I have been listening recently to the music of the German late-Romantic composer Max Reger (pictured, grimly), who died of a heart attack shortly after his 43rd birthday in 1916. At his death, Reger's popularity was at its apex. In the roughly hundred years that have followed, however, critical judgment has not been favorable. Of his prodigious output, which includes numerous chamber, orchestral, and organ works, almost none has survived in the modern concert hall. Even his most famous composition, the Variations on a Theme by Mozart, has largely fallen into obscurity in modern concert programming. (His version for two pianos can be watched here.)
Reger is an odd figure. His work is exceptionally interesting at a time when the German musical tradition was struggling to reconcile the competing pulls of Wagner (and later Richard Strauss) on the one hand with the legacy of Brahms, Beethoven and J.S. Bach on the other. This became a kind of aesthetic civil war in German music. One group, following the Wagnerian tradition, convinced themselves that Music should be harnessed to the service of higher spiritual goals – such as assembling opera singers to shout at the audience for 3 days about obscure Teutonic Gods, aka Der Ring des Nibelungen. The other maintained the primacy of the abstract (or absolute) aesthetic in musical expression. Music doesn't have to aspire to any expressible meaning – music is meaning.
Reger was firmly in the second camp. And while his enthusiasm for Bach's brand of adventurous counterpoint can be discerned across his music for organ (of which there is, shall we say, more than enough), in his orchestral and chamber music, Reger adopted the musical language of Johannes Brahms, the artistic godfather of the Absolute School. In essence, Reger's musical efforts amount to an attempt to develop forward from the model elaborated by Brahms, which itself can be seen as a (not always successful) struggle to wed Beethoven's aesthetic with a Romantic idiom. From this perspective, Reger offers a kind of open book on what musical thinking looks like in the face of the German romantic paradigm.
If the history is interesting, however, the listening is not. There is a good reason why performances of Reger have fallen off the stage: most of his music is pretty poor. (Although organ aficionados will probably still warm to some of his pieces for that instrument.) I decided to give a listen, score in hand, to his Piano Concerto in F minor, published in 1910. Now it is obviously a bit unfair to judge composers by their lesser efforts, but this work exemplifies the problems of musical expression in the post-Romantic aesthetic mold and helps explain why classical music shifted so abruptly away from its tonal, classical antecedents with the advent of the Second Viennese School.
First off, it's pretty dull. And, at 40 minutes, way too long. At times it feels less like a piano concerto and more like a monotonous lecture on the principles of tax accounting punctuated by the professor occasionally shouting to get the point across. Second, it's almost comically overwritten. You don't have to read music to see a score overburdened with notes. Here's a sample, chosen more or less randomly:
My fingers hurt just looking at that. In the face of such relentless note-clobbering, Reger's cue "espressivo ed agitato (expressively and agitated)" seems like hopeless optimism. I'm sure pianists just step down on the pedal hard and hope they make most of the notes.

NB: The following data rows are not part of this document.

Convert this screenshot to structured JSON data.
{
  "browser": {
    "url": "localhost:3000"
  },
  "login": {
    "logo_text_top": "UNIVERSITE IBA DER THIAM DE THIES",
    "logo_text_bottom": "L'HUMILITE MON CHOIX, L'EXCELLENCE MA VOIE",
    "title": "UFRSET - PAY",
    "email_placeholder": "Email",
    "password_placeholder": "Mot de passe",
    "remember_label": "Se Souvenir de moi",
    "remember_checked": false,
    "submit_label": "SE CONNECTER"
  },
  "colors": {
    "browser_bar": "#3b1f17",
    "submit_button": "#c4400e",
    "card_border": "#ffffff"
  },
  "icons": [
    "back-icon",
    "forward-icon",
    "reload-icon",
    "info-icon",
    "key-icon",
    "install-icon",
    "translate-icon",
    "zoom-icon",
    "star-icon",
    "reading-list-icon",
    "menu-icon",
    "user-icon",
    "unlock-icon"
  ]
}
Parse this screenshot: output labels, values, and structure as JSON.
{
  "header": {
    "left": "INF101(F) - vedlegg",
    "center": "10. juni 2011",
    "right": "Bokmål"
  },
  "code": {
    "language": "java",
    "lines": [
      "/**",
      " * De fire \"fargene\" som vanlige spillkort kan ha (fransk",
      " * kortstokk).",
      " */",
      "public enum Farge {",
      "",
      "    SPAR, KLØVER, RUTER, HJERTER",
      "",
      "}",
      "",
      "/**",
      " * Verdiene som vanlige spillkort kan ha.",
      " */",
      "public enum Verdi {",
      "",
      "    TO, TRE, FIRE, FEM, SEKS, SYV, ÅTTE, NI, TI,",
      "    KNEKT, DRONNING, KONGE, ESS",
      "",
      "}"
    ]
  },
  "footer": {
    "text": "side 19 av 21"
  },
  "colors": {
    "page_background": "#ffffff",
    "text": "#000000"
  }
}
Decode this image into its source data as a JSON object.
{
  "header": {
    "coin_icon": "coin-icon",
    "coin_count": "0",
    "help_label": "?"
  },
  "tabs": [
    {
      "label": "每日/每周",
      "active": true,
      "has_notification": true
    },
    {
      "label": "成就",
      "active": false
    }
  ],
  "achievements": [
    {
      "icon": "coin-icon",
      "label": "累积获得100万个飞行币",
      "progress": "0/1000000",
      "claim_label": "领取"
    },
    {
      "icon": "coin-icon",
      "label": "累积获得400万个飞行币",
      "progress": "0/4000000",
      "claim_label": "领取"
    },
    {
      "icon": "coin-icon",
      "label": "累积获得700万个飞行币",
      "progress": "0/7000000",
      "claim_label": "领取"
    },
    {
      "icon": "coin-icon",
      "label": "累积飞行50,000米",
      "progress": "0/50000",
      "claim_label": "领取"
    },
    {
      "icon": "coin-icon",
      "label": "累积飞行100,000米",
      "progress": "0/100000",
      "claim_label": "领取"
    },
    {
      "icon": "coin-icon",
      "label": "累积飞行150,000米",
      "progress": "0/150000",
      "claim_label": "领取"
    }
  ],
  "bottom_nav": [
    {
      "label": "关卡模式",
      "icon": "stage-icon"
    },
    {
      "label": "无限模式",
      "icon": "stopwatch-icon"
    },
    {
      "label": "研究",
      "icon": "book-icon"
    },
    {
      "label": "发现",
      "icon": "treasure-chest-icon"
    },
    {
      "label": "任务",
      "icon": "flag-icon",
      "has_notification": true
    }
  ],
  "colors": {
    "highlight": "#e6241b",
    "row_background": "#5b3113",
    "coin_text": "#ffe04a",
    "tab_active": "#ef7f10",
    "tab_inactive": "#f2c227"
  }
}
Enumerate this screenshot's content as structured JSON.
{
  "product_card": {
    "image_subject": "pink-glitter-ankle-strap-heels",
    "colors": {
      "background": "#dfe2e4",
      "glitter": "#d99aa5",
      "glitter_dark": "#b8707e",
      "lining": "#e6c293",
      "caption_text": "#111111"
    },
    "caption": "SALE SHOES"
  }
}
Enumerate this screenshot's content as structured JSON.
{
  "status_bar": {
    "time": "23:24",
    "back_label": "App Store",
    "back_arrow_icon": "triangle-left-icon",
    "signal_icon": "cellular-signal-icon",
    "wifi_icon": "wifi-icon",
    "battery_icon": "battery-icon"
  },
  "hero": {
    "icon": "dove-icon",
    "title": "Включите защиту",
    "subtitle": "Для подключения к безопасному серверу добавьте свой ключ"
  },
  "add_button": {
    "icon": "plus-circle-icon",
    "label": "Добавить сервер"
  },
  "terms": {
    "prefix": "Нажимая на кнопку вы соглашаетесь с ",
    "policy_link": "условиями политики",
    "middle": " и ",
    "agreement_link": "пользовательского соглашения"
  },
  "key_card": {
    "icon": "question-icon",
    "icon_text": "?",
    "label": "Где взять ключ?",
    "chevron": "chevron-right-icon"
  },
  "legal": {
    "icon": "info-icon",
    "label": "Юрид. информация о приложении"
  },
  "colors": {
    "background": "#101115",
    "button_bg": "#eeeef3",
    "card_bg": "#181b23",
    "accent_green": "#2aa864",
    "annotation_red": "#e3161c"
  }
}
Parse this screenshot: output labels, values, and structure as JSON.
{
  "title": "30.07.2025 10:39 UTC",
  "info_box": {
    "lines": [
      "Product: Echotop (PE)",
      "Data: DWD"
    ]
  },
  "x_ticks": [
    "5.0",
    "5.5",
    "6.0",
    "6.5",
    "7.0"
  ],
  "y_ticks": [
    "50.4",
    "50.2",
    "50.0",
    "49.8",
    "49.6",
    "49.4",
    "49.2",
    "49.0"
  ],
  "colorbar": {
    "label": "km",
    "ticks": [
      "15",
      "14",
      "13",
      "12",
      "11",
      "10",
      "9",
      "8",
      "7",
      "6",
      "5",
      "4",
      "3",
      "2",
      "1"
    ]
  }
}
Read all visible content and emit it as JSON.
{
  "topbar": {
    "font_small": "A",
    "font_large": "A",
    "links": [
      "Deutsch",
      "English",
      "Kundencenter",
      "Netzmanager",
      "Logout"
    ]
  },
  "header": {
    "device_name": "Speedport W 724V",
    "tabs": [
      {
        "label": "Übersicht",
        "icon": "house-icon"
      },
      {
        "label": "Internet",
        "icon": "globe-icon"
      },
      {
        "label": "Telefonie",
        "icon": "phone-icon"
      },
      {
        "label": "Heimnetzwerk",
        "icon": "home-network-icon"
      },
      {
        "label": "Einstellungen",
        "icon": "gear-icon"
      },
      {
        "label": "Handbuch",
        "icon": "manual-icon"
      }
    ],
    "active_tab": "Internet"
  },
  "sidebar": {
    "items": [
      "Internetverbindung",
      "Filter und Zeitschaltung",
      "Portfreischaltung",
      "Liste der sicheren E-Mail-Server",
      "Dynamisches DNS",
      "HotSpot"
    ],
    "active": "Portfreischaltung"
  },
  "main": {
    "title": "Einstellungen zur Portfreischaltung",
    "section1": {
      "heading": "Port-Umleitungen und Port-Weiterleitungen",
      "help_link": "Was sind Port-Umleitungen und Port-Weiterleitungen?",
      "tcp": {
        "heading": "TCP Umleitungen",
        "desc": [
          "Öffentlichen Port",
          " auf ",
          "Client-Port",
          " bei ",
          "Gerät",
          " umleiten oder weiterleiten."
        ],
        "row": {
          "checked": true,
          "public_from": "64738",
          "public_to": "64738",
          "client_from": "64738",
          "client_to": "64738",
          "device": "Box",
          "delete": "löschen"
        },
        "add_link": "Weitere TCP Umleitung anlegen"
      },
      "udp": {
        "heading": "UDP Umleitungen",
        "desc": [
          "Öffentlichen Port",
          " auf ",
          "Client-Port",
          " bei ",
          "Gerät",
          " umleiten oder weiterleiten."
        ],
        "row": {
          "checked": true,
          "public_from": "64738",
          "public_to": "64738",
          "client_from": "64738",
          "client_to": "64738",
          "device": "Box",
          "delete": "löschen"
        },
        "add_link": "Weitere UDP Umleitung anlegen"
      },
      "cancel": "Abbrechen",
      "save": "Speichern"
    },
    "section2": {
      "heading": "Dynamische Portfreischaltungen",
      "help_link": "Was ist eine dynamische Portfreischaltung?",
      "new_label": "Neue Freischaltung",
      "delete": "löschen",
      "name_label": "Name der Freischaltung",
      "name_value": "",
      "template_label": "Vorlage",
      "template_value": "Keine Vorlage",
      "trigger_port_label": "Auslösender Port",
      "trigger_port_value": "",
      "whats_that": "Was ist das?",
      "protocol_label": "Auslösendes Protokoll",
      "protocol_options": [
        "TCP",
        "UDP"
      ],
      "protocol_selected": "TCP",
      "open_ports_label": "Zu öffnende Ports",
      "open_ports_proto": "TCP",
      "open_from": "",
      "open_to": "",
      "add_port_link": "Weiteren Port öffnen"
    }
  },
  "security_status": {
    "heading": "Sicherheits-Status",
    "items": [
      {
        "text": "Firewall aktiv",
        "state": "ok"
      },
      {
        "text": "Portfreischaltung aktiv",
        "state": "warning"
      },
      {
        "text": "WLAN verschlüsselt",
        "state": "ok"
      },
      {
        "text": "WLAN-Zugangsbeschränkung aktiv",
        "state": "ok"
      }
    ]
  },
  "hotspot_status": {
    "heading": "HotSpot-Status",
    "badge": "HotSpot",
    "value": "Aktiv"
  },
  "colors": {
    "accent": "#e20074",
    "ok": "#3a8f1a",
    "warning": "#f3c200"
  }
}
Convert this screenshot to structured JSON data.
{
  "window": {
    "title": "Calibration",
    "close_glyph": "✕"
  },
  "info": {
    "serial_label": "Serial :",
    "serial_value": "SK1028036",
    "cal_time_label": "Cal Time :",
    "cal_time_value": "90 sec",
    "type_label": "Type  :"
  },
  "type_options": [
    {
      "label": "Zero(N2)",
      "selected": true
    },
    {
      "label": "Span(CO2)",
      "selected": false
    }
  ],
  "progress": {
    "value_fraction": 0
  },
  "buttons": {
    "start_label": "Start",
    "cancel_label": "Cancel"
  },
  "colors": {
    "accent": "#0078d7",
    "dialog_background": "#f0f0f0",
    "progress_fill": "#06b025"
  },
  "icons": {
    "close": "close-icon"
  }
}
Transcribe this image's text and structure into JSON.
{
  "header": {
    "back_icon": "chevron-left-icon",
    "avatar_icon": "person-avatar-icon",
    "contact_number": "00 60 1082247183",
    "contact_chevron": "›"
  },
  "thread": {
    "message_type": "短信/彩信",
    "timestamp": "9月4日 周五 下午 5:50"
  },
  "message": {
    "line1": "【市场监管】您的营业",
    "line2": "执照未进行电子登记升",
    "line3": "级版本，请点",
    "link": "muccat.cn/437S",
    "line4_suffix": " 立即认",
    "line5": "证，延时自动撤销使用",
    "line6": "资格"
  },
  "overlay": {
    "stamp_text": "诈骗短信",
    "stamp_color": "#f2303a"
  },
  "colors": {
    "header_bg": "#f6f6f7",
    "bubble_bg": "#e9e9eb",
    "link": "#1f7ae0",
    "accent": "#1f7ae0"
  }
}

But perhaps most tellingly, the piece aspires to little more than an overstretched pastiche of Brahms. And here's the point: while Reger clearly enjoyed a superabundance of craftsmanship, his musical thought was constrained by an aesthetic model which by his lifetime was more or less exhausted. Bound by that tradition, Reger could do little more than stitch together overwritten idiomatic elements into long three quarters of an hour.
The first movement concludes with an out-of-nowhere irruption of a ridiculously overwrought crescendo to triple-forte, marked helpfully by Reger in the score as "Grave." You can discern Reger's point: after 19 minutes of this stuff, the movement draws to a monumental and tragic close, with the entire orchestra shrieking in F minor as loud as it can. But the effect is rather different – as if at the end of that dull accounting lecture, someone suddenly threw a pie in the professor's face.
My stretched metaphor aside, it does seem a fitting coda for Reger's overall style: full of sound and fury, signifying nothing. Or to quote another English playwright, "even the finest passages are of no service ; for the poverty of his own language prevents their assimilating ; so that they lie on the surface like lumps of marl on a barren moor, encumbering what it is not in their power to fertilise."